There were some minor furnishings in the cell but Slovo suspected there would be more than ample time to investigate them at his leisure. By forcing his mind to dwell on the writings of Euclid he caused himself to sleep.

In the morning, a hatch in the door opened and Slovo exchanged the cell’s chamber pot for bread and wine. It had rained during the night but he did not complain or in any way converse with the invisible owner of the proffering hand.

Sitting on the muddy ground, he meticulously nibbled his way through the half-loaf and then sipped slowly at the wine. He memorized each mouthful’s exact taste as solace in case there came a time of want – and so that he should know if and when his food was given that little narcotic or poisonous extra.

He had committed whole chapters of the Meditations and Epictetus’ Dissertations to memory, and so had the faculty to wile away some hours in ‘reading’. When this palled, as even the most sublime literature eventually must, he refreshed the body as he had the mind, with a period of vigorous exercise. The fierce glare of noon alerted him to the fact that the cell would never be more illuminated than now and it was thus an auspicious time to inspect fully the fixtures of his little world.

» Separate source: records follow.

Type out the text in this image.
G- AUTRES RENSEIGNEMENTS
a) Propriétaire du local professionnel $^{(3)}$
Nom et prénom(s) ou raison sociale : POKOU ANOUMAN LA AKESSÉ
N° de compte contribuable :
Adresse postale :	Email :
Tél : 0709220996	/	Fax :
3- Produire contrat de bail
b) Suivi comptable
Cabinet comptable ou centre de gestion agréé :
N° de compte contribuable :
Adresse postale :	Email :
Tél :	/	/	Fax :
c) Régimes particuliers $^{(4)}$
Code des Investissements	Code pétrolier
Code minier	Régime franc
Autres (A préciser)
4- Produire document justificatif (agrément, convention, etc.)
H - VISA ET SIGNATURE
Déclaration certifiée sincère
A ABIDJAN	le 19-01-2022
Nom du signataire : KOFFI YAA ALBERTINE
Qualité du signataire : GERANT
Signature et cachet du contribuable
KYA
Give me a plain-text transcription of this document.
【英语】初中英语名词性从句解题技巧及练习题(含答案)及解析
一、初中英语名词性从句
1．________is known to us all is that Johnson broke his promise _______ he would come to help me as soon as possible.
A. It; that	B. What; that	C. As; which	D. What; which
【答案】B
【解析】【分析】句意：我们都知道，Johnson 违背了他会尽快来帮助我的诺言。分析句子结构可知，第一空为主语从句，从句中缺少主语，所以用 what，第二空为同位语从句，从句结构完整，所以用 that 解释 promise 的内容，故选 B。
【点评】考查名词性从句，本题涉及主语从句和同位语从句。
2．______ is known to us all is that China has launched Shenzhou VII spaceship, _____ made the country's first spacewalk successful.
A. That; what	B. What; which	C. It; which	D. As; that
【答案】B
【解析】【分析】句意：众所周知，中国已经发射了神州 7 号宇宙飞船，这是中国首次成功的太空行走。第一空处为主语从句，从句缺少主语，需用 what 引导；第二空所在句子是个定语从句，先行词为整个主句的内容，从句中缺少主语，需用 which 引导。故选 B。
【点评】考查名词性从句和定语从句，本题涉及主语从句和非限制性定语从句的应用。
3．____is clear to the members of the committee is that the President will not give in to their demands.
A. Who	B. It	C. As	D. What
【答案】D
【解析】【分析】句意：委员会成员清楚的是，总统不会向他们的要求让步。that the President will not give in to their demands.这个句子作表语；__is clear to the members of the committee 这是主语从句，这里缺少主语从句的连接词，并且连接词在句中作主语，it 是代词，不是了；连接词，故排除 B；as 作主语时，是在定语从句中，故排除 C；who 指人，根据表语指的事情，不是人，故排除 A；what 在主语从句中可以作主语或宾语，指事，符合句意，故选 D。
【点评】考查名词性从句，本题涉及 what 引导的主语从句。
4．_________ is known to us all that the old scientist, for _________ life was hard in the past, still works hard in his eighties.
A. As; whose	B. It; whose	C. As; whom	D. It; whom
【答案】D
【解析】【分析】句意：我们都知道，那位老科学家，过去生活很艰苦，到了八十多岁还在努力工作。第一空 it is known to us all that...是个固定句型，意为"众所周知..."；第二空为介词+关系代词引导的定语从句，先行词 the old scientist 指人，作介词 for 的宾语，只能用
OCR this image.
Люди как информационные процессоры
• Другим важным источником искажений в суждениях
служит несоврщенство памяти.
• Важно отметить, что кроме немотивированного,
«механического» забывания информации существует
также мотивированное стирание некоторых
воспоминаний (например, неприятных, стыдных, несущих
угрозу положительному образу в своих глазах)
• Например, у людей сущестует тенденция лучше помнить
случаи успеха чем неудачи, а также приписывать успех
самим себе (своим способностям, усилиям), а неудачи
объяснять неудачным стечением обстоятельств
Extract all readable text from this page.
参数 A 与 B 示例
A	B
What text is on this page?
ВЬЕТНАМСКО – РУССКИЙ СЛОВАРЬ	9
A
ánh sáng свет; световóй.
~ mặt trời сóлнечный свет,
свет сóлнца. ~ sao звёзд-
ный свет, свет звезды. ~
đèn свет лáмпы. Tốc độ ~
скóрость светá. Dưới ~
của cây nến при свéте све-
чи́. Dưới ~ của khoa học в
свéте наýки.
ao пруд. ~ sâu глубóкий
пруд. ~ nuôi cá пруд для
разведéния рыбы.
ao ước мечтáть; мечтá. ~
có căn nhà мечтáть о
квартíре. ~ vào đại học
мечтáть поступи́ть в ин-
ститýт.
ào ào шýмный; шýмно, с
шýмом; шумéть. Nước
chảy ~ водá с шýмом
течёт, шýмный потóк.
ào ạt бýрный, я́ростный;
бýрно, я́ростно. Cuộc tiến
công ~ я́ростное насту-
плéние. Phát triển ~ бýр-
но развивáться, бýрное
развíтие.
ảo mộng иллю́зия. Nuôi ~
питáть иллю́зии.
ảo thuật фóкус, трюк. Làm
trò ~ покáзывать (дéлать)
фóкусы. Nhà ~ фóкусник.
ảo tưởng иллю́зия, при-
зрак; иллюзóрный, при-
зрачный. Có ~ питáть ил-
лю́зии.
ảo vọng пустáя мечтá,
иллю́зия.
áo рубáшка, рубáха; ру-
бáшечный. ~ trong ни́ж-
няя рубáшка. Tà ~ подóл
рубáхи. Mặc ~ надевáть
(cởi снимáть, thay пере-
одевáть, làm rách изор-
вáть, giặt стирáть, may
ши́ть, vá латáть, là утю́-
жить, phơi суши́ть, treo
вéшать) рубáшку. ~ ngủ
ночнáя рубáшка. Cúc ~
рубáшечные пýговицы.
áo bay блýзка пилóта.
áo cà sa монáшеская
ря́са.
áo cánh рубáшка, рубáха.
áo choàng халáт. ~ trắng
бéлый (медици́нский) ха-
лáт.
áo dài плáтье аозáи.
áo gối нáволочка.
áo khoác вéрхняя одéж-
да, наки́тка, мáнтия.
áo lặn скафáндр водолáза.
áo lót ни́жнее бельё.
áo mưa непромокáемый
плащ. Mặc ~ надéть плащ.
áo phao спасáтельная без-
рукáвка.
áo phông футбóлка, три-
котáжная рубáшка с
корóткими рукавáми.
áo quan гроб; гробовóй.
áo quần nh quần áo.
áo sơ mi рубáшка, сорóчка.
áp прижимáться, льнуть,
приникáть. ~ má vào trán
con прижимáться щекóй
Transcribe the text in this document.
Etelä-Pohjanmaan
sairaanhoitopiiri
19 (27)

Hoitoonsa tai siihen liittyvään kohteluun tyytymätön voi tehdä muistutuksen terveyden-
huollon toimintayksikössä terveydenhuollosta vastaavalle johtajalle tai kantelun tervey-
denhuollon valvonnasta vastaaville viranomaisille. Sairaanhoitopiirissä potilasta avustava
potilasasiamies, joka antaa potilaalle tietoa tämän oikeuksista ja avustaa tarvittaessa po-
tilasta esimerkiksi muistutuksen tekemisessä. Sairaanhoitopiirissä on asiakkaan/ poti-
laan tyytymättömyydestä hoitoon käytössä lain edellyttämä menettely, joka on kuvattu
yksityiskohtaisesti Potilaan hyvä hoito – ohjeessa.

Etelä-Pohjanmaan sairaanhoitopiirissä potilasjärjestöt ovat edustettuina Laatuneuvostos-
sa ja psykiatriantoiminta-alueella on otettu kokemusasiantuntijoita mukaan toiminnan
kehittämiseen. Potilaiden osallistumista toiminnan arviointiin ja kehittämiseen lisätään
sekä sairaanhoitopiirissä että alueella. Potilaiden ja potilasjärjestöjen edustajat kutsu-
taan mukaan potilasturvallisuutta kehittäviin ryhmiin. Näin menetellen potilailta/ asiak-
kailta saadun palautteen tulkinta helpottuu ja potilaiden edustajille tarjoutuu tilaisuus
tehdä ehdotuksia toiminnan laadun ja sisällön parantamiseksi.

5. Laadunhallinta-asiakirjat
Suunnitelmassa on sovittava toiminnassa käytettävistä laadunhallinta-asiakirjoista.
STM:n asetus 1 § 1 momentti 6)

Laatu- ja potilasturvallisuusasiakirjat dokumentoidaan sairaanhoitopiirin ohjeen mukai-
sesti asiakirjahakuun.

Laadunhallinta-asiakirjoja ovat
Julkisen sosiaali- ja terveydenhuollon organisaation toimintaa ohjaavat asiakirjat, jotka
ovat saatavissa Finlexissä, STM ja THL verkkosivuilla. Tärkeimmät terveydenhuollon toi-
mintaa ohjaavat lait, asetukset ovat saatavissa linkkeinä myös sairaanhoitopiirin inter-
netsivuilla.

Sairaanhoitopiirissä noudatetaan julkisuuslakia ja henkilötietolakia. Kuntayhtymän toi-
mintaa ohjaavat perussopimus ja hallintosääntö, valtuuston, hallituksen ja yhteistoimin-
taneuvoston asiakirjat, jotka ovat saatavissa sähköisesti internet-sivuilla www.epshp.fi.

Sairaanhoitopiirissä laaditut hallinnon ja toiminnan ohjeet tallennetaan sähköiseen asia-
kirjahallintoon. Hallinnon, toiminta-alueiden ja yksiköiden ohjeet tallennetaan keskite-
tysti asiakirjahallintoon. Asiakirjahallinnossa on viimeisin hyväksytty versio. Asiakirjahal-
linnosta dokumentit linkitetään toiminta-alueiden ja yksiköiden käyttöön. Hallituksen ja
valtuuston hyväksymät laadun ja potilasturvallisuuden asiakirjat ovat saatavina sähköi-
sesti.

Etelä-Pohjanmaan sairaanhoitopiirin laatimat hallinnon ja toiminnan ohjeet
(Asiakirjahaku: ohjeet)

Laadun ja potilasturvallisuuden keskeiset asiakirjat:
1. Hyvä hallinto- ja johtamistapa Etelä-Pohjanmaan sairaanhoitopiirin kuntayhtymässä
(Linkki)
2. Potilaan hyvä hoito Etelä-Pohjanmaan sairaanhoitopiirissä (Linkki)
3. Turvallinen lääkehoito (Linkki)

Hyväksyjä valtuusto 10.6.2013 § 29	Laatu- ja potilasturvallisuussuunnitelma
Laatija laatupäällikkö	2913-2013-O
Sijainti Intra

On the side opposite his chosen station there was a curious little table – perhaps an altar in intention – made of a stack of new-cut corn, levelled off below the head and made flat for a vase to rest on. This vase was also a direct gift of Nature, being made of cunningly woven green grass. In it stood a single stem and ear of bearded wheat.

Behind this on the wall were two images, paintings on wood, somewhat redolent of the icons Slovo had seen brought or pillaged from the schismatic Greeks and Rus. One was plainly of Zeus the Unconquered Sun – the second picture Slovo failed to recognize.

These items turned out to be the sum total of the diversions provided him and it took the calling to mind of his wife’s sexual repertoire for Slovo to lull his mind to sleep.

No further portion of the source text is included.